Under the hood, we used QVAC for delegated inference, Hyperswarm for peer discovery, Pear/Bare for the runtime and CLI, and Hypercore/Autobase-style local storage for ledger and ratings data. A chat request comes into the local daemon, the daemon finds a matching provider, creates a signed transfer proposal, waits for a signed acceptance, and then routes the inference request to that peer. This gives the system a complete flow covering discovery, pricing, execution, settlement, and feedback.

One of the most important parts of the project is the ledger design. Payments are not just local counters or loose acknowledgements: ledger events are signed, validated, and stored as structured records. That means transfer proposals and acceptances can be verified, which makes the ledger much safer and more trustworthy than an unsigned credit system. In practice, that signed flow is what lets the marketplace handle value exchange in a way that is consistent with a decentralized network.

One of the biggest challenges was making all of these moving parts work together cleanly. Peer-to-peer discovery is less predictable than calling a standard API, and coordinating runtime setup, provider selection, signed payment events, and model execution introduced a lot of edge cases. We also had to think carefully about trust: if a system is going to behave like a marketplace, then settlement and reputation need to be treated as first-class parts of the architecture, not as afterthoughts.

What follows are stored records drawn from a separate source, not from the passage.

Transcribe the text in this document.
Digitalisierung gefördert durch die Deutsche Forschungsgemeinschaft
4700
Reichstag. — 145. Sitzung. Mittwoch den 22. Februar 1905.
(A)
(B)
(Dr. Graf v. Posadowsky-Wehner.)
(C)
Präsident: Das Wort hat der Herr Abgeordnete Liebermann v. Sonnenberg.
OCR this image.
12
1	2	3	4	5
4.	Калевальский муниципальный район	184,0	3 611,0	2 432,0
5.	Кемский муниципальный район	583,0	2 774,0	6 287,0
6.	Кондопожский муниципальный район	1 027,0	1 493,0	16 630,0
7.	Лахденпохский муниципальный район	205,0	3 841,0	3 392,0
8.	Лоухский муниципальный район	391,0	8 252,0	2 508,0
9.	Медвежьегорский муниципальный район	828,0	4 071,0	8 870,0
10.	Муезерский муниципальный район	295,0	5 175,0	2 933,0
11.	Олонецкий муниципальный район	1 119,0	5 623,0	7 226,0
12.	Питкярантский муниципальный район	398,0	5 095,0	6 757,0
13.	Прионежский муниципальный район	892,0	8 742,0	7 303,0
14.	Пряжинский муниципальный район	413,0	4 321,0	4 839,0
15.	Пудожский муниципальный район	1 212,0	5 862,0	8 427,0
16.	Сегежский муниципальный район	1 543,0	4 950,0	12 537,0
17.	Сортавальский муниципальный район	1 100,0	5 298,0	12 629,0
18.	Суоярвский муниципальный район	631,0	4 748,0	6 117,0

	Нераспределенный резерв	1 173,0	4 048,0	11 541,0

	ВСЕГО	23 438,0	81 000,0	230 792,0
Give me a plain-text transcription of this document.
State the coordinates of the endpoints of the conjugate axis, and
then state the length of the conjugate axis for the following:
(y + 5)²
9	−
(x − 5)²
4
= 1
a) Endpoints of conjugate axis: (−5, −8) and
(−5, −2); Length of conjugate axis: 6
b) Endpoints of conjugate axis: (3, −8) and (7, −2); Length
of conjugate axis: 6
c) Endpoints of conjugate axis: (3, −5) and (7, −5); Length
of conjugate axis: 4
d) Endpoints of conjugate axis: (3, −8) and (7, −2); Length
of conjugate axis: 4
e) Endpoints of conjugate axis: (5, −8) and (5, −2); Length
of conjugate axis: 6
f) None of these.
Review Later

We learned a lot about distributed systems, developer experience, and trust. The biggest takeaway was that inference is only one part of the problem. A real compute marketplace also needs discovery, pricing, settlement, and reputation to work together in a way that still feels usable for developers. That is what we are most proud of: LLeMur is a peer-to-peer AI marketplace where model serving, signed payments, and reputation are all built into the network itself.